“Dark data” is the data we routinely store during day-to-day business activities, but which we fail to put to any use. And it’s a double-edged sword.
On the one hand, we now have the computing power to analyse and use this data for commercially valuable purposes. The problem in the past has been that this information was unstructured – either plain text or disorganised, without categorisation or metadata. Or it was kept in disparate repositories: our emails, financial statements and employee data, for example, are usually spread across different agencies and databases. But we now have the machine learning capacity to bring these data sources together with enough accuracy to be useful. By interrogating it effectively, companies can engage better with customers and even predict their behaviour or anticipate demand.
On the other hand, dark data is a hacker’s dream. Much dark data is the ever-increasing record of transactions and activities kept by companies for audit and compliance purposes. With some irony, this is just the sort of data that hackers can use. In the Sony hack in 2014, for example, over 100TB of data was stolen, including embarrassing private emails and 47,000 unique social security numbers. Sony set aside $15m to cover ongoing claims for damages, and that doesn’t account for the further cost in reputational damage, both to the company and, in this case, some of its beleaguered senior executives.
More important is the fact that the stolen data may be shared on the black market and stored for later use. In April 2016, thousands of UK families received spurious emails which included their correct home addresses, obtained from one or more dark data hacks. With one further click, the unsuspecting victim was subject to a vicious piece of ransomware called “Maktub Locker”, which charges over £500 to restore the user’s hard drive. The availability of home addresses through hacked databases turns this scam from an unlikely long shot into a highly profitable business.
But let’s stay positive. There’s only going to be more dark data created, and it’s going to present an ever more granular digital picture of our lives and activities. When our fridge orders more milk by itself, and we travel to work by a route designed for us in real-time each morning, paid for with tickets that are an automated purchase, it’s easy to realise that our lives will be monitored in increasing detail. Apps associated with the Internet of Things are expected to create 507ZB (that’s Zettabytes, or 1 Trillion Gigabytes) of data by 2019.
Clearly, there’s serious competitive advantage to be had by those organisations prepared to put this information to use. In manufacturing, for example, a factory will be able to optimise output and minimise supply chain costs by analysing machine logs, product telematics, social media and equipment sensors. Even weather reports can be corralled and used to anticipate demand.

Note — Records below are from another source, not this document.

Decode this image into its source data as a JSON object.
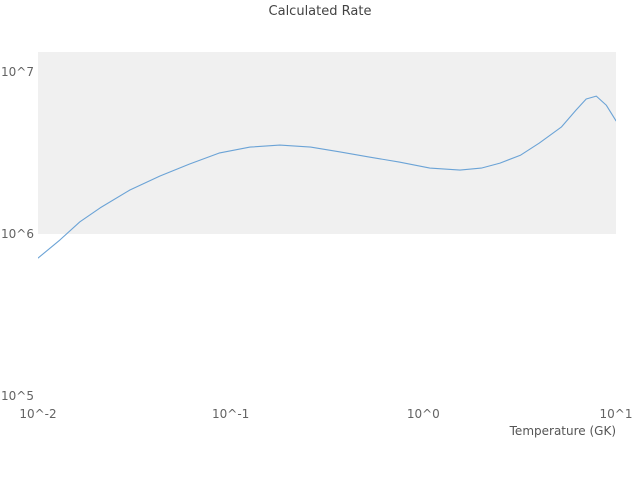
{
  "chart_data": {
    "type": "line",
    "title": "Calculated Rate",
    "xlabel": "Temperature (GK)",
    "ylabel": "",
    "xscale": "log",
    "yscale": "log",
    "xlim": [
      0.01,
      10
    ],
    "ylim": [
      100000,
      10000000
    ],
    "grid": "off",
    "legend": "none",
    "x_tick_values": [
      0.01,
      0.1,
      1,
      10
    ],
    "x_tick_labels": [
      "10^-2",
      "10^-1",
      "10^0",
      "10^1"
    ],
    "y_tick_values": [
      100000,
      1000000,
      10000000
    ],
    "y_tick_labels": [
      "10^5",
      "10^6",
      "10^7"
    ],
    "band_range": [
      1000000,
      10000000
    ],
    "colors": {
      "line": "#6ba3d6",
      "band": "#f0f0f0",
      "tick_text": "#636363",
      "title_text": "#434343"
    },
    "series": [
      {
        "name": "calculated-rate",
        "x": [
          0.01,
          0.013,
          0.0165,
          0.021,
          0.03,
          0.043,
          0.061,
          0.087,
          0.126,
          0.18,
          0.26,
          0.37,
          0.52,
          0.75,
          1.08,
          1.55,
          2.0,
          2.5,
          3.2,
          4.0,
          5.2,
          6.2,
          7.0,
          7.9,
          8.9,
          10.0
        ],
        "y": [
          710000,
          920000,
          1190000,
          1450000,
          1870000,
          2280000,
          2700000,
          3160000,
          3440000,
          3540000,
          3440000,
          3210000,
          2990000,
          2780000,
          2550000,
          2480000,
          2550000,
          2740000,
          3070000,
          3640000,
          4570000,
          5820000,
          6810000,
          7100000,
          6250000,
          5000000
        ]
      }
    ]
  }
}
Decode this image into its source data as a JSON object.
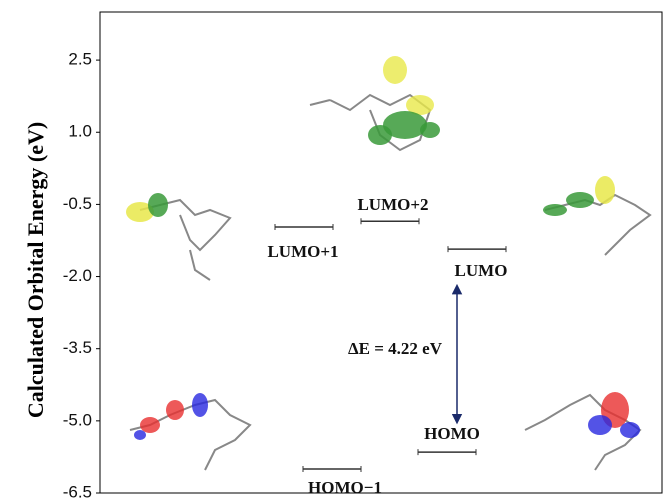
{
  "chart_data": {
    "type": "energy-levels",
    "y_label": "Calculated Orbital Energy (eV)",
    "ylim": [
      -6.5,
      3.5
    ],
    "yticks": [
      2.5,
      {
        "value": 1,
        "label": "1.0"
      },
      -0.5,
      {
        "value": -2,
        "label": "-2.0"
      },
      -3.5,
      {
        "value": -5,
        "label": "-5.0"
      },
      -6.5
    ],
    "categories": [
      "LUMO+1",
      "LUMO+2",
      "LUMO",
      "HOMO",
      "HOMO−1"
    ],
    "values": [
      -0.97,
      -0.85,
      -1.43,
      -5.65,
      -6.0
    ],
    "color": "#333333",
    "annotation": "ΔE = 4.22 eV"
  }
}
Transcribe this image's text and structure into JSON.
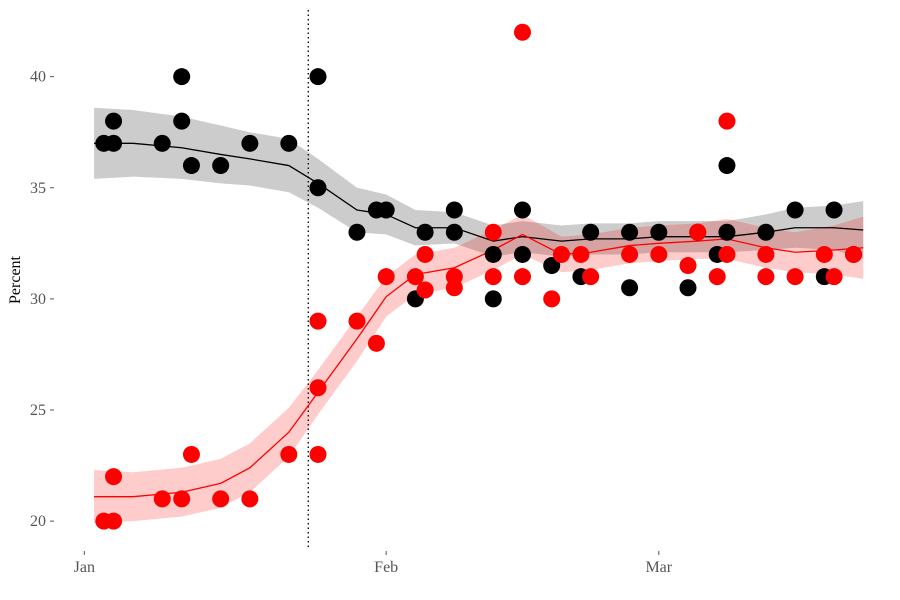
{
  "chart_data": {
    "type": "scatter",
    "y_label": "Percent",
    "xlim": [
      -2.5,
      81
    ],
    "ylim": [
      18.7,
      43
    ],
    "xticks": [
      {
        "value": 0,
        "label": "Jan"
      },
      {
        "value": 31,
        "label": "Feb"
      },
      {
        "value": 59,
        "label": "Mar"
      }
    ],
    "yticks": [
      20,
      25,
      30,
      35,
      40
    ],
    "grid": false,
    "vline_x": 23,
    "smooth_x": [
      1,
      5,
      10,
      14,
      17,
      21,
      24,
      28,
      31,
      34,
      38,
      42,
      45,
      49,
      52,
      56,
      59,
      63,
      66,
      70,
      73,
      77,
      80
    ],
    "series": [
      {
        "color": "#000000",
        "x": [
          2,
          3,
          3,
          8,
          10,
          10,
          11,
          14,
          17,
          21,
          24,
          24,
          28,
          30,
          31,
          34,
          35,
          38,
          38,
          42,
          42,
          45,
          45,
          48,
          51,
          52,
          56,
          56,
          59,
          62,
          63,
          65,
          66,
          66,
          70,
          73,
          76,
          77,
          79
        ],
        "values": [
          37,
          38,
          37,
          37,
          40,
          38,
          36,
          36,
          37,
          37,
          40,
          35,
          33,
          34,
          34,
          30,
          33,
          34,
          33,
          32,
          30,
          34,
          32,
          31.5,
          31,
          33,
          30.5,
          33,
          33,
          30.5,
          33,
          32,
          36,
          33,
          33,
          34,
          31,
          34,
          32
        ],
        "smooth_values": [
          37.0,
          37.0,
          36.8,
          36.5,
          36.3,
          36.0,
          35.2,
          34.0,
          33.8,
          33.2,
          33.2,
          32.6,
          32.8,
          32.6,
          32.7,
          32.7,
          32.8,
          32.8,
          32.8,
          33.0,
          33.2,
          33.2,
          33.1
        ],
        "smooth_lower": [
          35.4,
          35.5,
          35.4,
          35.2,
          35.1,
          34.8,
          34.1,
          33.0,
          32.9,
          32.4,
          32.5,
          31.9,
          32.1,
          31.9,
          32.0,
          32.0,
          32.1,
          32.1,
          32.1,
          32.2,
          32.3,
          32.2,
          31.8
        ],
        "smooth_upper": [
          38.6,
          38.5,
          38.2,
          37.8,
          37.5,
          37.2,
          36.3,
          35.0,
          34.7,
          34.0,
          33.9,
          33.3,
          33.5,
          33.3,
          33.4,
          33.4,
          33.5,
          33.5,
          33.5,
          33.8,
          34.1,
          34.2,
          34.4
        ]
      },
      {
        "color": "#ff0000",
        "x": [
          2,
          3,
          3,
          8,
          10,
          11,
          14,
          17,
          21,
          24,
          24,
          24,
          28,
          30,
          31,
          34,
          35,
          35,
          38,
          38,
          42,
          42,
          45,
          45,
          48,
          49,
          51,
          52,
          56,
          59,
          62,
          63,
          65,
          66,
          66,
          70,
          70,
          73,
          76,
          77,
          79
        ],
        "values": [
          20,
          20,
          22,
          21,
          21,
          23,
          21,
          21,
          23,
          29,
          26,
          23,
          29,
          28,
          31,
          31,
          32,
          30.4,
          31,
          30.5,
          33,
          31,
          42,
          31,
          30,
          32,
          32,
          31,
          32,
          32,
          31.5,
          33,
          31,
          38,
          32,
          32,
          31,
          31,
          32,
          31,
          32
        ],
        "smooth_values": [
          21.1,
          21.1,
          21.3,
          21.7,
          22.4,
          24.0,
          25.8,
          28.2,
          30.1,
          31.1,
          31.4,
          32.2,
          32.9,
          32.0,
          32.1,
          32.4,
          32.5,
          32.6,
          32.7,
          32.3,
          32.1,
          32.2,
          32.3
        ],
        "smooth_lower": [
          19.9,
          20.0,
          20.2,
          20.6,
          21.3,
          22.9,
          24.8,
          27.2,
          29.2,
          30.2,
          30.5,
          31.3,
          32.0,
          31.2,
          31.3,
          31.6,
          31.7,
          31.8,
          31.8,
          31.4,
          31.2,
          31.1,
          30.9
        ],
        "smooth_upper": [
          22.3,
          22.2,
          22.4,
          22.8,
          23.5,
          25.1,
          26.8,
          29.2,
          31.0,
          32.0,
          32.3,
          33.1,
          33.8,
          32.8,
          32.9,
          33.2,
          33.3,
          33.4,
          33.6,
          33.2,
          33.0,
          33.3,
          33.7
        ]
      }
    ]
  }
}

And in marketing, the precision enjoyed by brands online will be extended to much more of the human experience. Today, brand managers have a good idea of who has seen, or clicked, on an advertisement on the web. Tomorrow, they will know which trains are the most effective ones in which to put a poster, exactly who has seen those posters, and what sentiments you may have; based on your financial activities and taste in TV. This is, of course, either engaging or petrifying.
Our future is one in which every event is also digital data-point which can be measured, stored and analysed. Smart businesses will put these data-points together and yield even more useful information. And smart hackers will use this same interpretation for less savoury ends.